Data 80

Data 80

Data 80

ForceTracks

Rather like Coca-Cola, Hekan Lidbo — who is Data 80 — has a definite formula from which he’s not too big on veering away. If you’ve heard a few Data 80 tracks, you have a good idea of what you’re going to get from the rest. But just as there’s a reason why Coke is The Pause That Refreshes, so Data 80 is, when you’re in the mood for it, exactly what you’ll want.

Not a trailblazer, Lidbo prowls around the house of electronica as though it were an amusement park at night. This is what happens when you get too attached to the “Main Street Electrical Parade” record as a child: Pounding beats, simple melodies; computer driven, alternately echoed and crunchy synth bass, boing boom tschak, play that funky music white noise.

Most of the lyrics are minimalist (“Space Age Love” contains exactly four lines–two of verse, two of chorus, lather, rise, and repeat). Many of the songs have their vocals obscured by vocodering anyway, but the catchy pop hooks of sides like “Baby, I Can Forgive” (one of two tracks here also featured on the Digital Disco compilation) are still center stage. At least a couple of the best tracks are instrumentals with like titles–“The Boy Who grew Up To Be A Boy” and “Every Pretty Girl’s Dilemma.”

What Data 80 reminds me of is a more monochromatic Art of Noise. Like those experimental synthesists, Lidbo came out of production and has a weakness for novelty effects to go with his beats and bass. However, his music, as crisply played, programmed and well constructed as it is, lacks the compelling richness and complexity of The Art of Noise’s strongest. He may yet have aspirations to join the ranks of the great alternative synth-popsters like Erasure — production wise, “Open Skies” wouldn’t sound out of place on that duo’s Wild!. Nevertheless, right now, he deserves singling out more for his production than what he produces (though Venus Hum should definitely give him a call).

If those are his aspirations, what this man needs is a singer/songwriting partner, an Andy Bell to his Vincent Clarke, a Tennant to his Lowe.

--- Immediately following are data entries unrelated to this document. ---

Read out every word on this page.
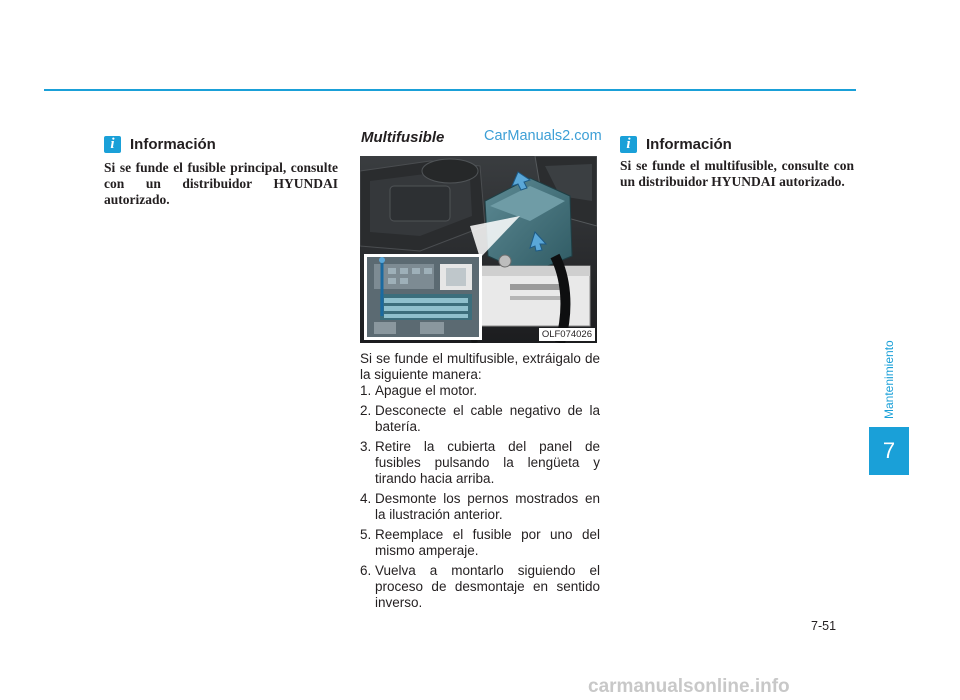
i	Información
Si se funde el fusible principal, consulte con un distribuidor HYUNDAI autorizado.
Multifusible	CarManuals2.com
OLF074026
Si se funde el multifusible, extráigalo de la siguiente manera:
1. Apague el motor.
2. Desconecte el cable negativo de la batería.
3. Retire la cubierta del panel de fusibles pulsando la lengüeta y tirando hacia arriba.
4. Desmonte los pernos mostrados en la ilustración anterior.
5. Reemplace el fusible por uno del mismo amperaje.
6. Vuelva a montarlo siguiendo el proceso de desmontaje en sentido inverso.
i	Información
Si se funde el multifusible, consulte con un distribuidor HYUNDAI autorizado.
Mantenimiento
7
7-51
carmanualsonline.info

There are signs that he has it in him. “Never Trust A Pretty Face,” is a very appealing song. Almost lost underneath all the electronica is a piece of music worthy of comparison with Pet Shop Boys. You could almost miss it, though — like a beautifully written play that has it’s message obscured by a director who can’t keep her hands off it. Or a man crying in the kitchen at a big party.

However, if his aspiration is only to make accessible house/electronica music, he has already achieved it. In fact, I think I’ve just solidified my opinion of Data 80. If this is his peak, it’s great, but if it’s a check point along the way, it’s even better.

Data 80 contains few surprises, yet it’s not boring. Lidbo’s impressive skills behind the recording console prevent it from becoming so. It’s not guaranteed a place on any end of year lists (mine or anyone else’s) but it has a definite lock on the honorable mentions. And if a next CD builds on the most promising tracks here, that will be one to listen to.

In the immortal words of Nu Shooz, baby, I-I-I can’t wait.